What makes a comprehensive medical record? A good place to start is the HPCSA’s Guidelines on the Keeping of Patient Records (Booklet 14).
Recording an “assessment of the patient’s condition” might seem straightforward. Yet often, when patient records are examined in response to a clinical negligence claim, this detail is interpreted in many different ways. Interpretations vary from detailed notes on history, examination and diagnosis, to just the noting of a diagnosis, eg, “tension headache”.
The latter version is not of much help if a doctor needs to defend him/herself against a complaint of negligence for missing a slow growing meningioma. On the one hand is the need to write concise notes to save time, whilst on the other hand, doctors need to be able to justify their clinical actions and diagnoses, which necessitates more elaborate note keeping.
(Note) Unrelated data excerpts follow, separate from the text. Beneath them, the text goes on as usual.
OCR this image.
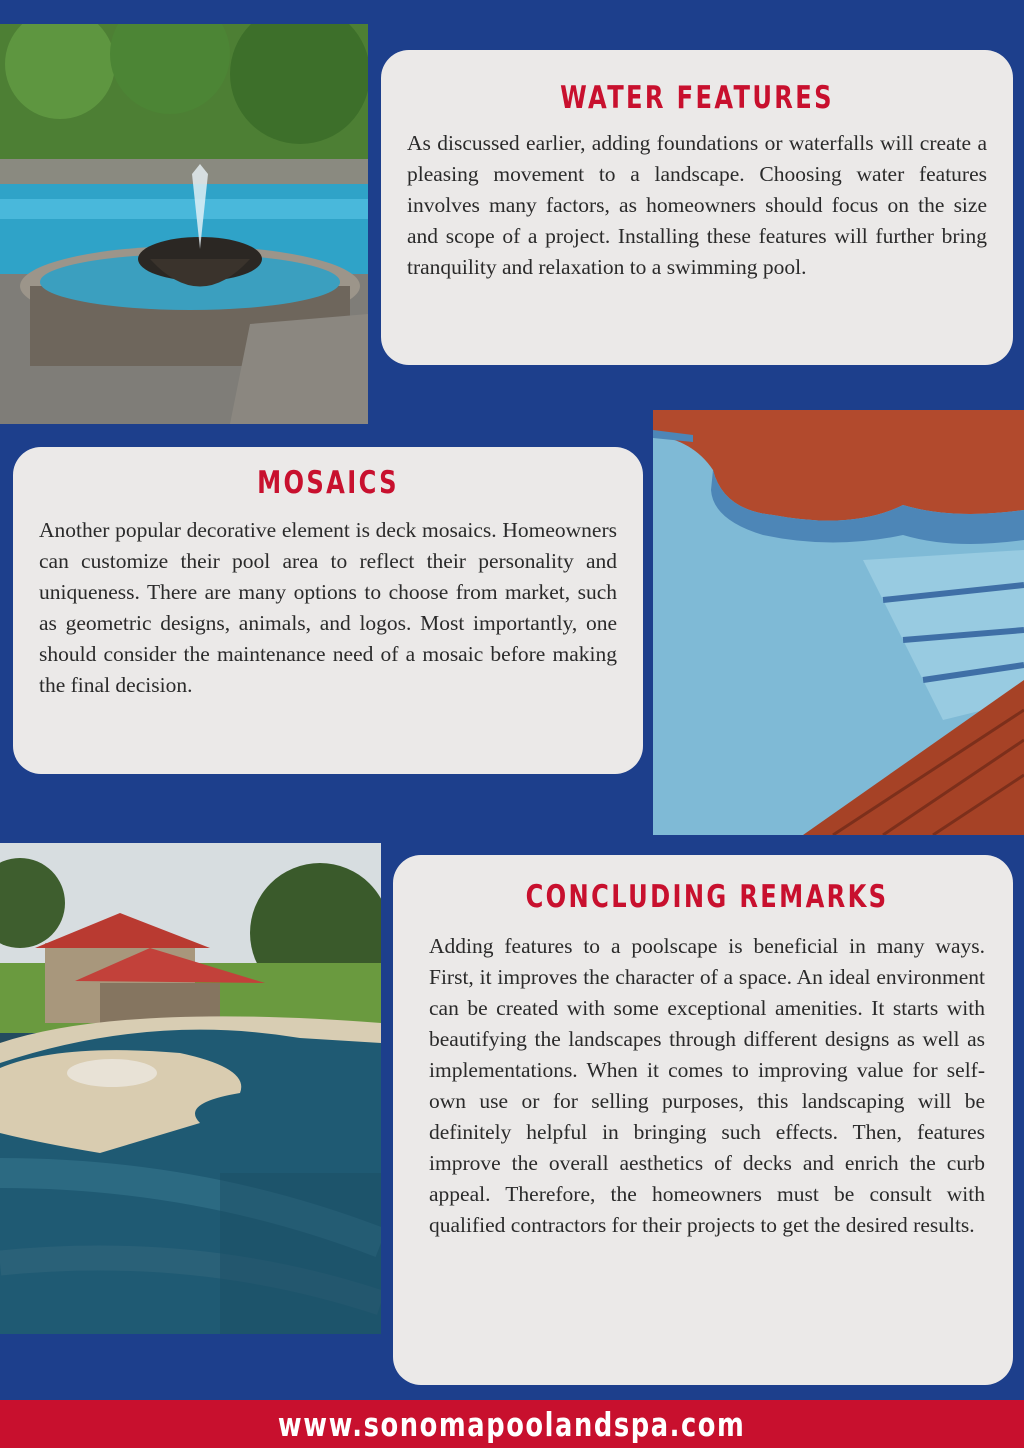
WATER FEATURES

As discussed earlier, adding foundations or waterfalls will create a pleasing movement to a landscape. Choosing water features involves many factors, as homeowners should focus on the size and scope of a project. Installing these features will further bring tranquility and relaxation to a swimming pool.

MOSAICS

Another popular decorative element is deck mosaics. Homeowners can customize their pool area to reflect their personality and uniqueness. There are many options to choose from market, such as geometric designs, animals, and logos. Most importantly, one should consider the maintenance need of a mosaic before making the final decision.

CONCLUDING REMARKS

Adding features to a poolscape is beneficial in many ways. First, it improves the character of a space. An ideal environment can be created with some exceptional amenities. It starts with beautifying the landscapes through different designs as well as implementations. When it comes to improving value for self-own use or for selling purposes, this landscaping will be definitely helpful in bringing such effects. Then, features improve the overall aesthetics of decks and enrich the curb appeal. Therefore, the homeowners must be consult with qualified contractors for their projects to get the desired results.

www.sonomapoolandspa.com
When defending doctors against negligence claims, it is very valuable if notes reflect findings that influenced diagnostic and management decisions. These findings do not have to be described in detail. A comment of “no meningial irritation/ no ↑ cranial pressure” in the notes of a patient with headache is helpful in illustrating that due consideration was given to so called “red flag” conditions at the time of consultation.
Problems can also arise with information that is noted, but gets “lost” within the patient file
If patients were given information on their condition, or possible danger signs, a note “advised on condition” is very helpful in defending against the complaint of a patient that s/he was not informed. The use of written leaflets is even more valuable.
Problems can also arise with information that is noted, but gets “lost” within the patient file. An example of this is the note of “blood tests taken”, which can easily be overlooked. Although all practices should have a system by which new results are evaluated as they are received this is not always fail proof.
A useful tip, as a backup, is to write all special investigations requested in a contrasting colour ink such as red ink, or to use highlighters. This is very easily seen when paging through a file before a consultation. The doctor can then ensure that tests are appropriately reacted on during the consultation.
Correcting an error as described by the above guidelines is specific to paper records: an error or incorrect entry discovered in the record may be corrected by placing a line through it with ink and correcting it. The date of change must be entered and the correction must be signed in full. The original record must remain intact and fully legible. Additional entries added at a later date must be dated and signed in full. The reason for an amendment or error should also be specified on the record.
When considering electronic patient records, the HPCSA instructions on retention of records on CD-ROM gives some indication of principles to follow: electronic records need to be captured in a format that permits once only writing, so that old information cannot be overwritten, but new information can be added. Previous notes kept in the rooms must be in read-only format. A backup copy must be kept and stored in a physically different site in order that two discs/sources can be compared in the case of suspicion of tampering.
What not to write is as important as what to write
What not to write is as important as what to write. Disparaging comments indicating the doctor’s irritation or dislike of a patient must never be reflected in a patient’s notes. Remember, notes may be read in open court.
Medical records should include:
- Personal (identifying) particulars
- Bio-psychosocial history of the patient, including allergies and idiosyncrasies
- Time, date and place of every consultation
- Assessment of the patient’s condition
- Proposed clinical management of the patient
- Medication and dosage prescribed
- Patient’s reaction to treatment or medication, including adverse effects
- Test results
- Imaging investigation results
- Information on the times that the patient was booked off from work and the relevant reasons
- Written proof of informed consent, where applicable.